Global pheromone update rule: only the best ants to date are allowed to release pheromones after each iteration. The update rule is given by:
Figure BDA00020846410000000813
wherein, Δ τij=1/E*,E*The optimal path fitness value is the optimal path fitness value up to now; rho is an evaporation coefficient, and rho is more than 0 and less than 1.
Algorithm termination conditions are as follows: the ant colony system algorithm has two termination conditions, namely maximum iteration times and an additional termination condition. And when the algorithm meets any one termination condition, the algorithm is ended.
1) When the iteration number of the algorithm is equal to the maximum iteration number, the termination condition is met;
2) additional termination criteria:
Figure BDA00020846410000000814
where r represents the current iteration number, Er-iRepresenting the fitness value of the (r-i) th generation. In the upper ant colony system algorithm, let λ be 20, when W is less than 1 × 10-7The termination criteria are satisfied.
The function of the above formula is to judge whether the fitness value tends to be flat in the calculation of the latest lambda generation, wherein
Figure BDA0002084641000000091
The item represents the variation degree of the fitness value of two adjacent generations; (0.5)i-1The term is coefficient term and represents the latest 20 generations
Figure BDA0002084641000000092
The importance of the value, the closer to the current generation,
Figure BDA0002084641000000093
the greater the impact of value of (c) on the above equation. When the value of W is smaller than the set value, the change of the fitness value is small, and the planning algorithm can be considered to be converged.

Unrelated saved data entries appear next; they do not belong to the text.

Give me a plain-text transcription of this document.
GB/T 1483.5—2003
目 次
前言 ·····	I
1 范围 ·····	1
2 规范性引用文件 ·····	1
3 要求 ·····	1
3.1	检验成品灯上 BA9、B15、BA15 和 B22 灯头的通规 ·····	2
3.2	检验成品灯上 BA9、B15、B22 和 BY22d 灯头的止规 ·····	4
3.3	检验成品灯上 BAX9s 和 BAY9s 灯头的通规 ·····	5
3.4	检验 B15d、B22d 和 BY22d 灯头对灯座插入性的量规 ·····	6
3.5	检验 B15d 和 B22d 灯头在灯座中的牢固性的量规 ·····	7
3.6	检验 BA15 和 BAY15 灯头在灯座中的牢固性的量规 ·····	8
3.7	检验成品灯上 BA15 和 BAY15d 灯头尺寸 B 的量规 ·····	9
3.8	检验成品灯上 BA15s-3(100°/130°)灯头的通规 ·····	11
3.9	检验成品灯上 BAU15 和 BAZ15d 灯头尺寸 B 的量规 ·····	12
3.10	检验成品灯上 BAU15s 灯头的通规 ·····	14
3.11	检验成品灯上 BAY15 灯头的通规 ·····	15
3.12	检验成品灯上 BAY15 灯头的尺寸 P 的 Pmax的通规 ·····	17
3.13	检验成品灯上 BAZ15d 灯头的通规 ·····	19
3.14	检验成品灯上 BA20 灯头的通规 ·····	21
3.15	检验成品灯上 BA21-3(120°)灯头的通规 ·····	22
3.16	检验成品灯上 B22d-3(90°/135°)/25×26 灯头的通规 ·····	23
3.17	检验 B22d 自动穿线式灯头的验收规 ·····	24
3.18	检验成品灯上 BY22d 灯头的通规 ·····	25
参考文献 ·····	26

The specific implementation mode of the invention also comprises:
an underwater robot time optimal path planning method based on interval optimization comprises the steps of establishing an uncertain ocean current model, calculating a response interval under an uncertain ocean current environment, converting interval sequence relations and searching an optimal path based on an ant colony system algorithm. The method is characterized in that a path planning problem under an uncertain environment is converted into a deterministic planning problem through a section order relation conversion model, and the method mainly comprises the following steps:
step (1): and establishing an uncertain ocean current model based on a predicted value given by an ocean current prediction system.
The ocean current information is treated as a section parameter, and the ocean current direction and the size section are respectively expressed as [ lbcd,ubcd]And [ lbcm,ubcm]. Wherein, lbcd,ubcd,lbcm,ubcmThe expression is as follows:
Figure BDA0002084641000000094
in the formula, cdNAnd cmNRespectively representing nominal values of the direction and the magnitude of the ocean current, wherein the values are predicted values of an ocean current prediction system; υ and σ represent the uncertainty level of the direction and magnitude of the sea flow, respectively.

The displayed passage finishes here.